Se trata de un periodismo criticado y al mismo tiempo exitoso. El Espacio es el único medio en Colombia que vive, con muy buenas cifras económicas, de la sola venta de sus noticias porque lograr que alguien ponga un aviso allí es muy difícil. "Es lógico, dice el catedrático de historia William Ramírez Tobón —uno de los estudiosos de la historia del periodismo nacional—. Es amarillismo que denota la ausencia de educación en el país. Se aprovechan de la ignorancia de la gente. No es la crónica roja que han cultivado con estética y absoluto rigor Felipe González Toledo, Ismael Enrique Arenas o Gabriel García Márquez. No. Es la deformación de la realidad". Para este analista "lo más grave es que para allá también va la televisión".

Gómez no se detiene en las críticas. Para él, su trabajo es tan normal como el de cualquier medio. "Cuente las fotos: muertos, sexo y goles. Esos son los temas que yo retrato. Lo que le gusta a la gente en este país". Es más, él considera que su trabajo y su producto es igual a SoHo. "La diferencia está en el papel y en la clase social de los lectores". De hecho, recuerda que su primer trabajo en El Espacio, el primer domingo de febrero de 2001, fue ir a la ciclovía a tomar a las muchachas que tuvieran los escotes más pronunciados. "La gente paga por comprar medios en los que aparezcan tetas", le dijeron. Ese día le fue bien porque había mucha luz. Contrario al oscuro trabajo en un laboratorio que hasta ese momento había desempeñado durante diez años.

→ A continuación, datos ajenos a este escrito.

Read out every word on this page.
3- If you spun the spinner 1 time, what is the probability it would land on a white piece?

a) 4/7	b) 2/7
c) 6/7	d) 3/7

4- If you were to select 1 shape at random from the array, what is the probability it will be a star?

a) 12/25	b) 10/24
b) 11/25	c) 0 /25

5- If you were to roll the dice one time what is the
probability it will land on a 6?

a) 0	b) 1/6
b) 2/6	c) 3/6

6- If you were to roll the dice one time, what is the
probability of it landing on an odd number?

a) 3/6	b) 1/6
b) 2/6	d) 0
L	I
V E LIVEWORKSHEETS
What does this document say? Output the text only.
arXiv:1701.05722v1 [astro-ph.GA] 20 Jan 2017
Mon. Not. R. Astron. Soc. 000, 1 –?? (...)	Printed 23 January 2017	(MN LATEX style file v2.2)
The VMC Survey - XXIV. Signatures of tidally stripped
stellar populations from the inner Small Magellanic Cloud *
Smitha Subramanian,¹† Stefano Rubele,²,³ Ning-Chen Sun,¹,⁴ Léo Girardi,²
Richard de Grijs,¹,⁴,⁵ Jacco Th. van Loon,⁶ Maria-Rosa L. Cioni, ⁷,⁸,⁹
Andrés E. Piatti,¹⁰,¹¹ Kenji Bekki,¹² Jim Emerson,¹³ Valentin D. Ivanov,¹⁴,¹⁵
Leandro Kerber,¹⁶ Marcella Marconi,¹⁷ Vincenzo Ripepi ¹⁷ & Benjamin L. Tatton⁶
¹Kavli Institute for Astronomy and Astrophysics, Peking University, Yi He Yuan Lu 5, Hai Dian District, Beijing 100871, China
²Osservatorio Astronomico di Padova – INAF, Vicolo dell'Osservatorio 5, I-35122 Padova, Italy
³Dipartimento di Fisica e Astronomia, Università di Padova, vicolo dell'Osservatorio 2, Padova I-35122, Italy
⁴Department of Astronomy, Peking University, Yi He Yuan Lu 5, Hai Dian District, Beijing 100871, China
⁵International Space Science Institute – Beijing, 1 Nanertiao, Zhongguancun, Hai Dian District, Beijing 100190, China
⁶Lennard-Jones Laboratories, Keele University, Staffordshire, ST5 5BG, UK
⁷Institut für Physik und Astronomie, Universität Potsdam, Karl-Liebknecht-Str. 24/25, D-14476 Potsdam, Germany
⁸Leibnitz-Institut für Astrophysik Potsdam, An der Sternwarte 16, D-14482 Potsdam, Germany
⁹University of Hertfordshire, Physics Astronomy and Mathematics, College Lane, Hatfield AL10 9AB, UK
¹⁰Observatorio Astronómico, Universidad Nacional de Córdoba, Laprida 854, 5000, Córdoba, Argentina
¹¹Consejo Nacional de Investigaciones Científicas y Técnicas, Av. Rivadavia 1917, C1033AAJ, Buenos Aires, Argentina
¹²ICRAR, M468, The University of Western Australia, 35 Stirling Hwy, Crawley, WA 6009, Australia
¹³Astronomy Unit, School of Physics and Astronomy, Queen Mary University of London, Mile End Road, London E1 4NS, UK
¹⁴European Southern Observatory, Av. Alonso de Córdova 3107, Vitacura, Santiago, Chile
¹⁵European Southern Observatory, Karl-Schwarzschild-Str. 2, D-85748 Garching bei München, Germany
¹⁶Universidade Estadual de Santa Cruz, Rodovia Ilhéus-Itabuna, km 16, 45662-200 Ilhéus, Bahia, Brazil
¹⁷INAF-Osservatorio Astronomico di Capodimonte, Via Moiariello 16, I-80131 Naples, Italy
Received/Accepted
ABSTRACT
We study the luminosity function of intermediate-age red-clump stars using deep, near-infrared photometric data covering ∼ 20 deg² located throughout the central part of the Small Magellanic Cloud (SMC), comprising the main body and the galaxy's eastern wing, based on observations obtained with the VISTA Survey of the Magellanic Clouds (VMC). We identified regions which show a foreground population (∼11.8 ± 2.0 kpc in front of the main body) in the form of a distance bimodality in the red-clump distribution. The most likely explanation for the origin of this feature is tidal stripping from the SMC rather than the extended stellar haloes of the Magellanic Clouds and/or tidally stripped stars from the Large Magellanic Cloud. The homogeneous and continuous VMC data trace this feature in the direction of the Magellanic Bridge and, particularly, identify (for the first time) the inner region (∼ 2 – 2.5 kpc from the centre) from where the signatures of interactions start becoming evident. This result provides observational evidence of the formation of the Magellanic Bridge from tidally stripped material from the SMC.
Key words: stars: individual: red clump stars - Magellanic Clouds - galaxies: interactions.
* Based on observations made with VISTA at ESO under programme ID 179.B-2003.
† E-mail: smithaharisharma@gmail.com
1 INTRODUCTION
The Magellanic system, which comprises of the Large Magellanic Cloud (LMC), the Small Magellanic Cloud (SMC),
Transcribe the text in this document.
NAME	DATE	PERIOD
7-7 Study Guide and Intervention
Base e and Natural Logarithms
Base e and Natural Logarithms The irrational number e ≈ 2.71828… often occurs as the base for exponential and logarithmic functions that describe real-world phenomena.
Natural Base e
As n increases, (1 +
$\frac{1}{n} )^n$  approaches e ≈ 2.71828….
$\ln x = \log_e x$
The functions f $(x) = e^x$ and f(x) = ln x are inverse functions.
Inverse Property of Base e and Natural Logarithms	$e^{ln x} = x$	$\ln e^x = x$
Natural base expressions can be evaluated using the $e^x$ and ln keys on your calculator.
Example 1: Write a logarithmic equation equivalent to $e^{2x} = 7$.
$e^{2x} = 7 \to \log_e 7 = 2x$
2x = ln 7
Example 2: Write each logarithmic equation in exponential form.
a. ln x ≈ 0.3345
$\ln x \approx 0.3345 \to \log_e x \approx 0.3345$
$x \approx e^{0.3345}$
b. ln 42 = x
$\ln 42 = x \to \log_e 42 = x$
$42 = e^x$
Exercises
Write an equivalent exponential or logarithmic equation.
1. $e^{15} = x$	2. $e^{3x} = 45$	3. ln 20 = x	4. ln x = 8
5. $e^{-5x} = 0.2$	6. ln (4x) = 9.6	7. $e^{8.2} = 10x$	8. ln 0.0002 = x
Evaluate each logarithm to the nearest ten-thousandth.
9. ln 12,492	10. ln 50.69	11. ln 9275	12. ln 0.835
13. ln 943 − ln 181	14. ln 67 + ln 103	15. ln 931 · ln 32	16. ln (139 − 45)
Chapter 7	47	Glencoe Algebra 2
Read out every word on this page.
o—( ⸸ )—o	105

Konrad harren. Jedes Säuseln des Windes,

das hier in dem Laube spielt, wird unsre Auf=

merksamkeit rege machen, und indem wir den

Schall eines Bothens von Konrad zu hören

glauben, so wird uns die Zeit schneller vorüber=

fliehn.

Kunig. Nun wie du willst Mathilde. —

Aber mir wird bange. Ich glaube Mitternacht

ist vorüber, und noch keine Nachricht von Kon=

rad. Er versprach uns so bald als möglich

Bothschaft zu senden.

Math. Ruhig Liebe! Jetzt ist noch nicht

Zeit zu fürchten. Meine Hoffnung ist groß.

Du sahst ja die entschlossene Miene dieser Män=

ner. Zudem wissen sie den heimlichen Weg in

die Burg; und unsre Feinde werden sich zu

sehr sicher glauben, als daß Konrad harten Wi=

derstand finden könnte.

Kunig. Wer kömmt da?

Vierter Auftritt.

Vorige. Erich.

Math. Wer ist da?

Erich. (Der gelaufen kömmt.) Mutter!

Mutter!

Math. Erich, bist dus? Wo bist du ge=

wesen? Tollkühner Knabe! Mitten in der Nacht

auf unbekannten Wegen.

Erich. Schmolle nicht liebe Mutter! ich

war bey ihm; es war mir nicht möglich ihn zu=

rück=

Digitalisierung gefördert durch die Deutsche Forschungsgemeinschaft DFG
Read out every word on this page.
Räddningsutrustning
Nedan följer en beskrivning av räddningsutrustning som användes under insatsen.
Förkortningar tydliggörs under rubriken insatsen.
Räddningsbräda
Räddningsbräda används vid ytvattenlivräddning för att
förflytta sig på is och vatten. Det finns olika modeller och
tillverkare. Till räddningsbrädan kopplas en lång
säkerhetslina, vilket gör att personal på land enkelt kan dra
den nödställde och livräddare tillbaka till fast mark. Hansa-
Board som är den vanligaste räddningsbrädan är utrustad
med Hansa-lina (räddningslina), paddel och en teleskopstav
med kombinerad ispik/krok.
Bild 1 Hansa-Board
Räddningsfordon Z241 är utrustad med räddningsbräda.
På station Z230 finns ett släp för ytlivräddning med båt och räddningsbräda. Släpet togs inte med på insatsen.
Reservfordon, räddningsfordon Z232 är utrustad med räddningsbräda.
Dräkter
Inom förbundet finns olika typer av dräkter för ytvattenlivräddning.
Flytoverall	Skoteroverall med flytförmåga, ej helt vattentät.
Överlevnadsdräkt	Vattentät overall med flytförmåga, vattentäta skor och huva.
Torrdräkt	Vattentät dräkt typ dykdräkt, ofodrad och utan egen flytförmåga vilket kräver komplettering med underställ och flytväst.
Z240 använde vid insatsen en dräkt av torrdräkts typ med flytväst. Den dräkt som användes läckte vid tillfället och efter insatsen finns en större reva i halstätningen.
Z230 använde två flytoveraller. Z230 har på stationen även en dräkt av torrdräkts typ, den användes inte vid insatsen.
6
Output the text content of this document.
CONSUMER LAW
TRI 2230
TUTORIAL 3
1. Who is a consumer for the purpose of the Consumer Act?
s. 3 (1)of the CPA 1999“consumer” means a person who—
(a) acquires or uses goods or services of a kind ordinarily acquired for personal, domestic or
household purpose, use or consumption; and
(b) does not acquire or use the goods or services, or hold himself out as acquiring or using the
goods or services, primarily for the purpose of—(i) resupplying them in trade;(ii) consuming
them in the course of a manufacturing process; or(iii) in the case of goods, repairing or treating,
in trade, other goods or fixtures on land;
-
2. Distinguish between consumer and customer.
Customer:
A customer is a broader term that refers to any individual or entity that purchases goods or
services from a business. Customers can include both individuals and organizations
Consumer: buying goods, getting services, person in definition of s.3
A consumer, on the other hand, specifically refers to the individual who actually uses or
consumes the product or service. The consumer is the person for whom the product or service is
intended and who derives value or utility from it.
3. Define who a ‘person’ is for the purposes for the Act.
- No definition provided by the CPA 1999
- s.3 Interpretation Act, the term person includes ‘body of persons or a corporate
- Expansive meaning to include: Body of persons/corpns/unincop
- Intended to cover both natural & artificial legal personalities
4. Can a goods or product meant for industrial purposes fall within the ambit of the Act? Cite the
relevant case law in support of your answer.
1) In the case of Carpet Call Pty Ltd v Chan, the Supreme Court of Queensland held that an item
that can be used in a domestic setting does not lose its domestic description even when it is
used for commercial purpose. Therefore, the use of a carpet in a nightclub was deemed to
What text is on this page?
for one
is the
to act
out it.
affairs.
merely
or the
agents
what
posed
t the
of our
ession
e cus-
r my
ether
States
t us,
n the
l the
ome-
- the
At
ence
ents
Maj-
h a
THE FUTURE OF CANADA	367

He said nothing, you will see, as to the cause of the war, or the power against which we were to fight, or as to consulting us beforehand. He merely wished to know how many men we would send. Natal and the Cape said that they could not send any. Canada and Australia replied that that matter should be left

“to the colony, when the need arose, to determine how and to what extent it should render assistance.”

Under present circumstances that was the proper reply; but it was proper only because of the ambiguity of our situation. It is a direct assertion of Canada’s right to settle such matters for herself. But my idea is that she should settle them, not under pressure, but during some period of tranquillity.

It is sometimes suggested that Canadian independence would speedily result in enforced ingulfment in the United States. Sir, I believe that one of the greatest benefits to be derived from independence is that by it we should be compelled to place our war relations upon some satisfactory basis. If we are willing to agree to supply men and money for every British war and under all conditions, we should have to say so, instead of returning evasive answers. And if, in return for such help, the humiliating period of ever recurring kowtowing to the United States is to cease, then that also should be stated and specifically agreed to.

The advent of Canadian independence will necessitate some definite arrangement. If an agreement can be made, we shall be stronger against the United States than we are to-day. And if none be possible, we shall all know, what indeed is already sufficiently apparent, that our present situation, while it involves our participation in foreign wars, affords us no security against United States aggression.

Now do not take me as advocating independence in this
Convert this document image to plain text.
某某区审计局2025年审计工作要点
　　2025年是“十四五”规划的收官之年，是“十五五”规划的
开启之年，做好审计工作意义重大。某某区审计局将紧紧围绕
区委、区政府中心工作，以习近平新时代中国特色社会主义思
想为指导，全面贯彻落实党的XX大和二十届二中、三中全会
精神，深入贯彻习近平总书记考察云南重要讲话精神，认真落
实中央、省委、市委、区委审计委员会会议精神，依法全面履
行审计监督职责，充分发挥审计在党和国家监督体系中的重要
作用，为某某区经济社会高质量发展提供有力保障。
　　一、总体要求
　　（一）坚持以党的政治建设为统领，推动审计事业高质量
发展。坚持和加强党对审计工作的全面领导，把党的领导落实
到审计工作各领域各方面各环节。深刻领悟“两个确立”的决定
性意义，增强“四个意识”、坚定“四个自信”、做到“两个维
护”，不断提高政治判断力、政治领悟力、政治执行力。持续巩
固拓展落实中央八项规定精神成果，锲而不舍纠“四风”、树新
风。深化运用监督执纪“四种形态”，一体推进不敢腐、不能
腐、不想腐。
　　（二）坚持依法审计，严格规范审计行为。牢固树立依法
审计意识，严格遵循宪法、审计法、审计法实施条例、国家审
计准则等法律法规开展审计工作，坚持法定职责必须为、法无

"Estaba cansado de la oscuridad. Vi la oportunidad y la acepté. Descubrí que hay gente que vive muy mal. Corrijo, que muere muy mal". Antes de dormir piensa en lo bueno que ha sido la vida con él. Es de noche, titilan las luces en los cerros de los barrios populares y allí mismo alguna vida se estarán apagando para siempre. Atrás quedaron los años de inocencia de esta ciudad en los que el poeta y periodista Porfirio Barba Jacob tuvo que inventarse un tenebroso depredador urbano ante la ausencia de noticias policiales. Las cosas han cambiado dramáticamente: "Trabajo no me faltará".